An externally-corrected size-extensive single-root MRCC formalism: its kinship with the rigorously size-extensive state-specific MRCC theory

Abstract

The rigorously size-extensive intruder-free state-specific multi-reference coupled cluster theory (SSMRCC) developed by Mukherjee and coworkers [J. Chem. Phys. 110 (1999) 6171] makes use of the Jeziorski-Monkhorst Ansatz [Ω = ∑_μexp(T^μ)| Φ_μΧΦ_μ|] involving a different cluster operator exp(T^μ) acting on its corresponding model function Φ_μ. The resulting equations involve a coupling between the cluster operators for all the μ as demanded by the rigorous requirement of size-extensivity. If one wishes a size-extensive formalism where such couplings are minimal, one will have to replace the exact coupling term by hand where only T^μ for a given Φ_μ appears.

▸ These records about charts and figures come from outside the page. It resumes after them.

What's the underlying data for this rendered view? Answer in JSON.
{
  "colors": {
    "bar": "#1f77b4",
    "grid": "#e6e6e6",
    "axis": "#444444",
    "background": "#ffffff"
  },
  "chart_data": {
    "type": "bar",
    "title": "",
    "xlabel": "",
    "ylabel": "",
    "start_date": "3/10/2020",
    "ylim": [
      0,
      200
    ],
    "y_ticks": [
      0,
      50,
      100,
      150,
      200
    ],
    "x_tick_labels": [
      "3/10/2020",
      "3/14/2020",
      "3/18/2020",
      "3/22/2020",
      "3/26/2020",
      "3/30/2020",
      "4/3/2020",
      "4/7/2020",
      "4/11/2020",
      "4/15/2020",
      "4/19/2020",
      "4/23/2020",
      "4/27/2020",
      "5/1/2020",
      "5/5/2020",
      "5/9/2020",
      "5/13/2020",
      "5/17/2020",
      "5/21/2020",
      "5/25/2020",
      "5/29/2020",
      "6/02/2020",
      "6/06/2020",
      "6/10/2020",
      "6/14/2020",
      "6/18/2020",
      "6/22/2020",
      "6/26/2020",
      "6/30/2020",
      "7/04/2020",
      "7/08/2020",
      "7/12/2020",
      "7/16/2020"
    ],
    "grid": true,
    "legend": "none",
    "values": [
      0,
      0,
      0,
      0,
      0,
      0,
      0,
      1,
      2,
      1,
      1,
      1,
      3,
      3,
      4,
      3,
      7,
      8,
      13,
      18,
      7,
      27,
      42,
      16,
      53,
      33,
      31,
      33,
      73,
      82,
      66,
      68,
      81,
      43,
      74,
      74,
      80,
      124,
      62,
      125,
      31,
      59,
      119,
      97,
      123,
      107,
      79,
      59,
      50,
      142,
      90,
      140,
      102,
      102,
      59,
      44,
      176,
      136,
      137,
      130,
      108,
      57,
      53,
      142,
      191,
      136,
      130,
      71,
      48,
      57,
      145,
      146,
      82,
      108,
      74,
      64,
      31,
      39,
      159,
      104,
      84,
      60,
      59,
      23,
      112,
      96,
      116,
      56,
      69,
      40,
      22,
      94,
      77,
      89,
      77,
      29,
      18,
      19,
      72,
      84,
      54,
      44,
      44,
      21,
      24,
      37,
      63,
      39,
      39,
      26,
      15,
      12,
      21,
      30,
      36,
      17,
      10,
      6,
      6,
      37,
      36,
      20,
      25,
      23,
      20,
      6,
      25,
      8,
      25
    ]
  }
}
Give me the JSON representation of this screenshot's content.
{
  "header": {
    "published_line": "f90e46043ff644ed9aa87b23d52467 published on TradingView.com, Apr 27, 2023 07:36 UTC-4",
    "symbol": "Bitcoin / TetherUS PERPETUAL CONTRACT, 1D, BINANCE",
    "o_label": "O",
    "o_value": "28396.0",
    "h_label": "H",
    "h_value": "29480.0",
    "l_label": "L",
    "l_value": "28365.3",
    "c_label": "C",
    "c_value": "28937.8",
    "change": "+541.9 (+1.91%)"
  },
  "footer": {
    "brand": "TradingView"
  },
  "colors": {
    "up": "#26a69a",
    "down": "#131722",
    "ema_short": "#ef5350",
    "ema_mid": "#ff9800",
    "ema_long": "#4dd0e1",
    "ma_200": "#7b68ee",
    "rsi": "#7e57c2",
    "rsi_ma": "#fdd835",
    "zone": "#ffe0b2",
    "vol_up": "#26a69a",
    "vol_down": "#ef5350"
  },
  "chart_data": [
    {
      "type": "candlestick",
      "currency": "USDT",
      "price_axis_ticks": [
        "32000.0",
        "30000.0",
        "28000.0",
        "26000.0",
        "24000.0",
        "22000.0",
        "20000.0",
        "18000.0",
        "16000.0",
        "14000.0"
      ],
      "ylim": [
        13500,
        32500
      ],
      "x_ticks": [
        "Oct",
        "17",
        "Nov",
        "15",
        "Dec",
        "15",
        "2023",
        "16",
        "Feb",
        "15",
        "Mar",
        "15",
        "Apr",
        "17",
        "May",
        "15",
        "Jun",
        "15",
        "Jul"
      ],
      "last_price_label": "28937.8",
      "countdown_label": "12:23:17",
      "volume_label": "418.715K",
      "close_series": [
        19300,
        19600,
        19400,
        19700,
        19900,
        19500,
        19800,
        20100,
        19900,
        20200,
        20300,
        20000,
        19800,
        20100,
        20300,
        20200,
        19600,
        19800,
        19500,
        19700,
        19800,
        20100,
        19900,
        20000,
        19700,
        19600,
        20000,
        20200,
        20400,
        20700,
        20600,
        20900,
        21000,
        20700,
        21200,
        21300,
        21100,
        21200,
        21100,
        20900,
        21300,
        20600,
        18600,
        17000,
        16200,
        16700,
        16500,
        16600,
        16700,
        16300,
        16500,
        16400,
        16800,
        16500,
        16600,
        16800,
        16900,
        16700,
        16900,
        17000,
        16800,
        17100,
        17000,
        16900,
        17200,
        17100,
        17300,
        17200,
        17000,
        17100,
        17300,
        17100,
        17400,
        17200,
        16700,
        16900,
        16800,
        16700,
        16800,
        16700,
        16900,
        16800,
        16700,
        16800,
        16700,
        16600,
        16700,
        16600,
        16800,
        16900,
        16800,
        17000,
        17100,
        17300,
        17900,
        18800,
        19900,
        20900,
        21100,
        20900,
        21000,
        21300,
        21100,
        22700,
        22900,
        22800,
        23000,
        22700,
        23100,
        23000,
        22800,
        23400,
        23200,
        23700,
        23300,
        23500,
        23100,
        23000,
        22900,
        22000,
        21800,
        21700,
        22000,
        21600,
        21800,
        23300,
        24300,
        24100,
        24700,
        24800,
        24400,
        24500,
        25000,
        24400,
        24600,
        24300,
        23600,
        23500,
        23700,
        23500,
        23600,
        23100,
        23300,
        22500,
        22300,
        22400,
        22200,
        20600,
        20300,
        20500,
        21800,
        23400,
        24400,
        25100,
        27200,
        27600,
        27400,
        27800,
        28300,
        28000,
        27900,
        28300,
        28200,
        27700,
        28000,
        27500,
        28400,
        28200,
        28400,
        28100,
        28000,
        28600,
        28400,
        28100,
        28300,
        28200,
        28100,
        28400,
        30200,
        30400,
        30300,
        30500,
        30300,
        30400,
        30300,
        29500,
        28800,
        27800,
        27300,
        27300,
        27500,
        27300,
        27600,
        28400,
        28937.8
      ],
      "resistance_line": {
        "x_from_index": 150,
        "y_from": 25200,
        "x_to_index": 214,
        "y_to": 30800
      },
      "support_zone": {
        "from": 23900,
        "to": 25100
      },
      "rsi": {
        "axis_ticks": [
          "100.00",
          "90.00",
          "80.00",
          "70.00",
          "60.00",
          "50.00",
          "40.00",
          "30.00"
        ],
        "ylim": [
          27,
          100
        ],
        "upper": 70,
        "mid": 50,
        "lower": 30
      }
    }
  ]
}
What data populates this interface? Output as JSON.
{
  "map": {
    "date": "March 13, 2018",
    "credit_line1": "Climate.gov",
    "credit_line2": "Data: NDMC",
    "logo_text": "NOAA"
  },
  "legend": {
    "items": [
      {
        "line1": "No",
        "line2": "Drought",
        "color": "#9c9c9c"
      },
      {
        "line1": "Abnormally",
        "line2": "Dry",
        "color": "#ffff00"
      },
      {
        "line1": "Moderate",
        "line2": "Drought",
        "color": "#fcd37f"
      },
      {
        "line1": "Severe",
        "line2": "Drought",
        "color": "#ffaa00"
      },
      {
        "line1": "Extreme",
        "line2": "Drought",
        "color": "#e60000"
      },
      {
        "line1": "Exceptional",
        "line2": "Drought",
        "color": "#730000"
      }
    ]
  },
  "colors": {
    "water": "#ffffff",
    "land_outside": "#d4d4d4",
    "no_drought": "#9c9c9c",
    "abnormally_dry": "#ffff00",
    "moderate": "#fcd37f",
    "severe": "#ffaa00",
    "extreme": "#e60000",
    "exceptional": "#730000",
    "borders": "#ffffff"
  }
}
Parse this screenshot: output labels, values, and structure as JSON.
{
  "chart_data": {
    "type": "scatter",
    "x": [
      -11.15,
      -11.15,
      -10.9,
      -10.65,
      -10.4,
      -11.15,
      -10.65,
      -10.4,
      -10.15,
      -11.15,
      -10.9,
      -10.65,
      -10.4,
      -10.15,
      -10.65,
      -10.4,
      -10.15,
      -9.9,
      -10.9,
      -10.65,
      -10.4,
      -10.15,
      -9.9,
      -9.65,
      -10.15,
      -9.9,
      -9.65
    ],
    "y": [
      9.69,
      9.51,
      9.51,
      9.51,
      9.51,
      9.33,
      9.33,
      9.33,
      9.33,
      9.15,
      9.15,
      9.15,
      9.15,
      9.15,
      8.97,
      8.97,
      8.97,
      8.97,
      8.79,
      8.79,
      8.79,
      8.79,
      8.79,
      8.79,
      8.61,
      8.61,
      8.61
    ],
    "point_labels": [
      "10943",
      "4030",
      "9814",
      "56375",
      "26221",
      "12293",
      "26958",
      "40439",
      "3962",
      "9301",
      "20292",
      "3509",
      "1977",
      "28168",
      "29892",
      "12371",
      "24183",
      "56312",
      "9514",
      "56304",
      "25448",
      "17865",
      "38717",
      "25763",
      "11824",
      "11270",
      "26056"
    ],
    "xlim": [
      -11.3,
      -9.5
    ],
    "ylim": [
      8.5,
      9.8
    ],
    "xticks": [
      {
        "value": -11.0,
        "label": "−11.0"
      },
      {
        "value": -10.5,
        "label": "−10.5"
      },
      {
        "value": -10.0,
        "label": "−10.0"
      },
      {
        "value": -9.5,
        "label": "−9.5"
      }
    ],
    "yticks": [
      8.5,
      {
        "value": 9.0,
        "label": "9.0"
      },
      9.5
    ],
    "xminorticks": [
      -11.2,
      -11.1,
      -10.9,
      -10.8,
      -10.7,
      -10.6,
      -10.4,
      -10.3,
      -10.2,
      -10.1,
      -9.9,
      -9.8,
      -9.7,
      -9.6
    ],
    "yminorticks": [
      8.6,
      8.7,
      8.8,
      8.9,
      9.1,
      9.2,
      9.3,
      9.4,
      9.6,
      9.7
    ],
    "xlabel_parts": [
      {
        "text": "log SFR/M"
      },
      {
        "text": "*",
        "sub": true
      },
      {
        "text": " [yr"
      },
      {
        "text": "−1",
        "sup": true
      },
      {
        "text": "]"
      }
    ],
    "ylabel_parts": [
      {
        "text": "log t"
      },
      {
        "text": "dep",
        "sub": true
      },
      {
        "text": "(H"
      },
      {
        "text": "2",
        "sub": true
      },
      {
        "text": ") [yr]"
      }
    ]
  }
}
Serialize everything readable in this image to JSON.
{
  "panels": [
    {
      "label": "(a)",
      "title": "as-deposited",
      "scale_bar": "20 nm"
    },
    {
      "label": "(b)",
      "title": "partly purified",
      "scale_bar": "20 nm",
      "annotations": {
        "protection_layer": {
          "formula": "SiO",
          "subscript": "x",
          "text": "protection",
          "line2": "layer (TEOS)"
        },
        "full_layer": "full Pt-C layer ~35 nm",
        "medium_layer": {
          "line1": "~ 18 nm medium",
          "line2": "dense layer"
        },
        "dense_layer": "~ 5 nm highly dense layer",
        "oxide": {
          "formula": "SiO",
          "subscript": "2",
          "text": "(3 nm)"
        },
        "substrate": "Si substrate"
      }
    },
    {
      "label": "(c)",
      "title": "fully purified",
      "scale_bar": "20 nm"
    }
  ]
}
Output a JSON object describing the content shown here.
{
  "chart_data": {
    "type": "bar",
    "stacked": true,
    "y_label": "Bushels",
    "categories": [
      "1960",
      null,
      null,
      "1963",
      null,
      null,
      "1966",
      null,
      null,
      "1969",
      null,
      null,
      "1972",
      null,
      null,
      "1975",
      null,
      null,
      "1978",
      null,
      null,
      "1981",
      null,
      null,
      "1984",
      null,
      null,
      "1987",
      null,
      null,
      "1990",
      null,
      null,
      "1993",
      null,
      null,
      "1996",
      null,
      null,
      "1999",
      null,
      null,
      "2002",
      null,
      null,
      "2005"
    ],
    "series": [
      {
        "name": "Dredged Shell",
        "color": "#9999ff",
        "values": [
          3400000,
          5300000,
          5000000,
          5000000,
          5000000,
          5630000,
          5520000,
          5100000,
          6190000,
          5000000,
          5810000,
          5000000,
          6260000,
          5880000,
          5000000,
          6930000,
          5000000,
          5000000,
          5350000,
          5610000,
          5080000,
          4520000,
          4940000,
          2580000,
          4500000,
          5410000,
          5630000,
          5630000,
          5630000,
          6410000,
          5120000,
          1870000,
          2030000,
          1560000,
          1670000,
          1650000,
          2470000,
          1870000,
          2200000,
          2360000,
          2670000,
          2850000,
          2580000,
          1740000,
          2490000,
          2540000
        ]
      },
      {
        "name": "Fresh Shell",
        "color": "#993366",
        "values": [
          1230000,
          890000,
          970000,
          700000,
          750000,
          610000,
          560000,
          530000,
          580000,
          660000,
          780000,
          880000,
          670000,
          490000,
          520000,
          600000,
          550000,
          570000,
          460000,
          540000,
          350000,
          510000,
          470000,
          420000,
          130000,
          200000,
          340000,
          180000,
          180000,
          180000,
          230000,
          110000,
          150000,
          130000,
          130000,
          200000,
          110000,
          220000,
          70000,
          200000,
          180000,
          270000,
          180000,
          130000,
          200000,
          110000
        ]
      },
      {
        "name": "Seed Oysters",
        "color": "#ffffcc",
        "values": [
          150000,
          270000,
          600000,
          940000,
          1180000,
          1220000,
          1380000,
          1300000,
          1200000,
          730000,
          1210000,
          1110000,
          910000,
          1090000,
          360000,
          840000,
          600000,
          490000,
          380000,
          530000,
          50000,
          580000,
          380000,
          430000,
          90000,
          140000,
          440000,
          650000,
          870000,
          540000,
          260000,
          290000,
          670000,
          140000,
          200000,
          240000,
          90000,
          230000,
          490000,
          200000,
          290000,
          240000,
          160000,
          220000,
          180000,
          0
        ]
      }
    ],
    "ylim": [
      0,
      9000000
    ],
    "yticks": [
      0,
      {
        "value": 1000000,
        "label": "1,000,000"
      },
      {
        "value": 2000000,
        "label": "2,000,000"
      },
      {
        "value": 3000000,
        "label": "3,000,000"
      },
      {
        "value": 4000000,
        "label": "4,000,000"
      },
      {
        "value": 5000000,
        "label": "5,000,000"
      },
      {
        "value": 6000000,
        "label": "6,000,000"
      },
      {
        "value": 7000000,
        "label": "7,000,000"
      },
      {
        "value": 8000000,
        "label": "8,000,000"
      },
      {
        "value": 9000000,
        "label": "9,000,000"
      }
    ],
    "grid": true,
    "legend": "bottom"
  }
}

In this paper, we propose such an externally corrected size-extensive single-root multi-reference CC (ecsr-MRCC) formalism, which is intruder-free and simpler in structure as compared to the parent SSMRCC theory. Our intention in this paper is not to replace or underplay the efficacy of the rigorous SSMRCC theory, but to indicate how a simple external correction leads to results of similar quality where the coupling of T^μs for various μ are avoided. Kinship of the ecsr-MRCC formalism with the parent SSMRCC, and certain other allied MRCC theories will also be discussed. The performance of the method will be assessed by applying it to H4, BeH₂, F₂ and CH₂, and comparing them against the SSMRCC results, benchmark full CI results (when available), and those from the allied MRCC formalisms. The encouraging results indicate that this simple modification leads to equations with the minimal coupling without unduly sacrificing the accuracy.